Q: You claim that organizations cannot see or address their own Master Systems, and that significant, lasting change is impossible without changing the Master System. Yet don’t organizations make significant, lasting change all the time on their own?

A: Yes. Highly disruptive events often alter an organization’s Master System. These events can be things such as sweeping changes in the executive team or board of directors, massive layoffs, significant regulatory changes, or significant financial declines.

The question may be, does an organization want to make improvement because a highly disruptive event forces it to? Or does it want to make improvement based on plans that preserve the interests of all stakeholders, such as the interests of customers, and current staff and executives?

Q: You claim:

  • That organizations are controlled by their Master System;
  • That the organization cannot see or change its own Master System;
  • That only outsiders can see and correct an organization’s Master System;
  • And that only Zenith has the expertise to do this.

    Isn’t this a little self-serving?

A: It depends what you mean by “self-serving.” We have researched organization information processes for 40 years, and we know of no other group that has defined and studied the processes that we have; we also know of no group that focuses on bringing about positive change in organizations that doesn’t have the same fundamental problems as the organizations they are seeking to help.

If a group has information and skill that can significantly help others, does the fact that they ask to be paid make their skill and information less useful or important or valid?

Strictly speaking, every business organization could be said to be self-serving, because the organization seeks to serve its own interests. Does this make every business organization in the world dishonest or deceptive, or tawdry? Does this mean that its own interests are the only interests it seeks to serve?

Q: You claim that the Master System controls the organization’s executives. Yet executives seem to do what they want — even contrary to an organization’s culture. So how can it be that they are controlled as you claim?

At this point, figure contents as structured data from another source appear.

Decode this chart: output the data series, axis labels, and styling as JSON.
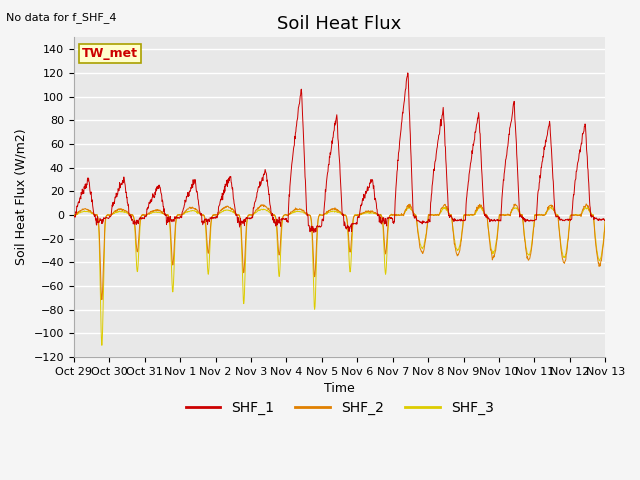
{
  "title": "Soil Heat Flux",
  "ylabel": "Soil Heat Flux (W/m2)",
  "xlabel": "Time",
  "annotation": "No data for f_SHF_4",
  "legend_label": "TW_met",
  "series_labels": [
    "SHF_1",
    "SHF_2",
    "SHF_3"
  ],
  "series_colors": [
    "#cc0000",
    "#e08000",
    "#ddcc00"
  ],
  "ylim": [
    -120,
    150
  ],
  "yticks": [
    -120,
    -100,
    -80,
    -60,
    -40,
    -20,
    0,
    20,
    40,
    60,
    80,
    100,
    120,
    140
  ],
  "xtick_labels": [
    "Oct 29",
    "Oct 30",
    "Oct 31",
    "Nov 1",
    "Nov 2",
    "Nov 3",
    "Nov 4",
    "Nov 5",
    "Nov 6",
    "Nov 7",
    "Nov 8",
    "Nov 9",
    "Nov 10",
    "Nov 11",
    "Nov 12",
    "Nov 13"
  ],
  "bg_color": "#e8e8e8",
  "grid_color": "#ffffff",
  "title_fontsize": 13,
  "label_fontsize": 9,
  "tick_fontsize": 8,
  "fig_width": 6.4,
  "fig_height": 4.8,
  "fig_dpi": 100
}
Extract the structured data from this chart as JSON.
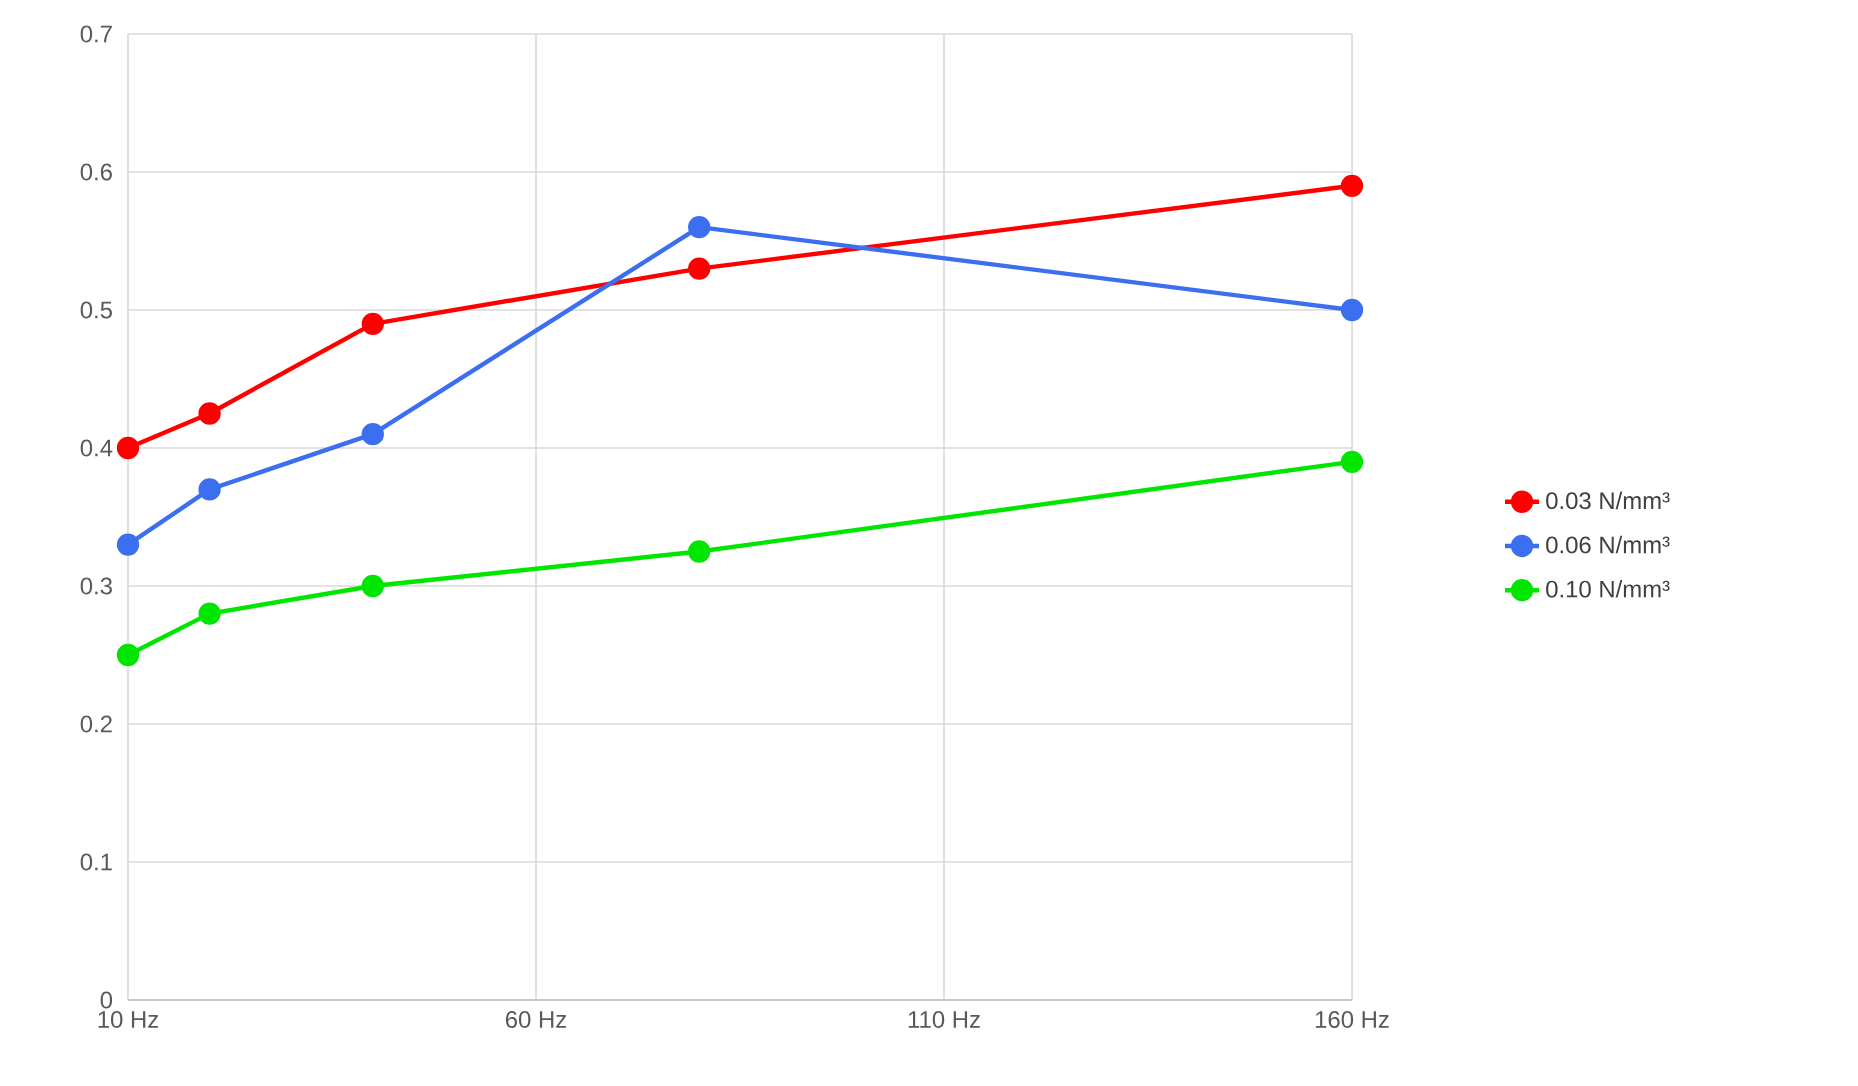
{
  "chart_data": {
    "type": "line",
    "x": [
      10,
      20,
      40,
      80,
      160
    ],
    "series": [
      {
        "name": "0.03 N/mm³",
        "color": "#ff0000",
        "values": [
          0.4,
          0.425,
          0.49,
          0.53,
          0.59
        ]
      },
      {
        "name": "0.06 N/mm³",
        "color": "#3b6ff0",
        "values": [
          0.33,
          0.37,
          0.41,
          0.56,
          0.5
        ]
      },
      {
        "name": "0.10 N/mm³",
        "color": "#00e600",
        "values": [
          0.25,
          0.28,
          0.3,
          0.325,
          0.39
        ]
      }
    ],
    "xlim": [
      10,
      160
    ],
    "xticks": [
      {
        "value": 10,
        "label": "10 Hz"
      },
      {
        "value": 60,
        "label": "60 Hz"
      },
      {
        "value": 110,
        "label": "110 Hz"
      },
      {
        "value": 160,
        "label": "160 Hz"
      }
    ],
    "ylim": [
      0,
      0.7
    ],
    "yticks": [
      0,
      0.1,
      0.2,
      0.3,
      0.4,
      0.5,
      0.6,
      0.7
    ],
    "grid": true,
    "legend": "right",
    "marker": "circle",
    "line_style": "solid"
  }
}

A: Executives often get what they want. But this doesn’t mean they are in control. If executives’ desires mesh with what the Master System will allow, they will get what they want. But note that this is not always the case. Our data on over 1200 organizations shows that 82% of executives report that they do not get out of their jobs what they want to get out of them, and 78% report that they are not able to achieve all the significant aims within their own spheres of authority that they desire to. It may be that executive power is more myth than truth.